Mats Frøshaug (born 31 July 1988, in Manglerud, Norway) is a Norwegian professional ice hockey player who is currently with Västervik of HockeyAllsvenskan.

==Club career==

===Early career===
Frøshaug grew up playing for Manglerud Star. At the age of 16, he moved to Sweden and began his junior career with Sunne. He played two seasons in the J18 and J20 Elit, beginning in 2004–05. He made his professional debut with Sunne in 2005–06, playing 14 games in Sweden's third-tier hockey league.
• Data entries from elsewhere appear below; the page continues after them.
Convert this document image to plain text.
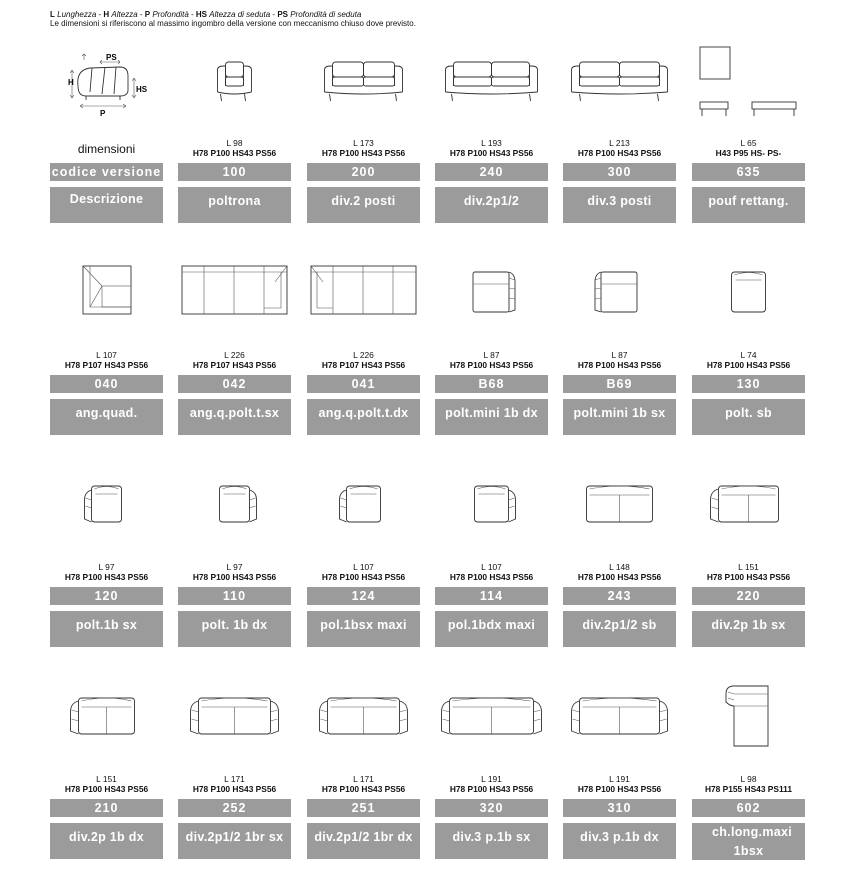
L Lunghezza - H Altezza - P Profondità - HS Altezza di seduta - PS Profondità di seduta
Le dimensioni si riferiscono al massimo ingombro della versione con meccanismo chiuso dove previsto.
PS
H
HS
P
dimensioni
codice versione
Descrizione
L 98
H78 P100 HS43 PS56
100
poltrona
L 173
H78 P100 HS43 PS56
200
div.2 posti
L 193
H78 P100 HS43 PS56
240
div.2p1/2
L 213
H78 P100 HS43 PS56
300
div.3 posti
L 65
H43 P95 HS- PS-
635
pouf rettang.
L 107
H78 P107 HS43 PS56
040
ang.quad.
L 226
H78 P107 HS43 PS56
042
ang.q.polt.t.sx
L 226
H78 P107 HS43 PS56
041
ang.q.polt.t.dx
L 87
H78 P100 HS43 PS56
B68
polt.mini 1b dx
L 87
H78 P100 HS43 PS56
B69
polt.mini 1b sx
L 74
H78 P100 HS43 PS56
130
polt. sb
L 97
H78 P100 HS43 PS56
120
polt.1b sx
L 97
H78 P100 HS43 PS56
110
polt. 1b dx
L 107
H78 P100 HS43 PS56
124
pol.1bsx maxi
L 107
H78 P100 HS43 PS56
114
pol.1bdx maxi
L 148
H78 P100 HS43 PS56
243
div.2p1/2 sb
L 151
H78 P100 HS43 PS56
220
div.2p 1b sx
L 151
H78 P100 HS43 PS56
210
div.2p 1b dx
L 171
H78 P100 HS43 PS56
252
div.2p1/2 1br sx
L 171
H78 P100 HS43 PS56
251
div.2p1/2 1br dx
L 191
H78 P100 HS43 PS56
320
div.3 p.1b sx
L 191
H78 P100 HS43 PS56
310
div.3 p.1b dx
L 98
H78 P155 HS43 PS111
602
ch.long.maxi 1bsx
===Linköping and NHL draft===
The next season, he signed with Linköping and began competing in Sweden's premier junior league, the J20 SuperElit. After a 36-point season in 35 games with Linköping in 2007–08, he was drafted by the Vancouver Canucks in the sixth round, 161st overall, in the 2008 NHL entry draft. That season, he also made his Elitserien debut, playing in two games with Linköping. Continuing to play in the Elitserien in 2008–09, he was loaned to Luleå on November 25, 2008, for the remainder of the season.

===Back in Norway===
As a result of limited ice time at Luleå, Frøshuag joined Sparta Warriors on 13 January 2009. On 18 January 2010, it was announced that Frøshaug was loaned out to his maiden club, Manglerud Star, for the rest of 2009–10.

==International career==
Frøshaug represented Norway at the 2008 IIHF World Championship in Canada.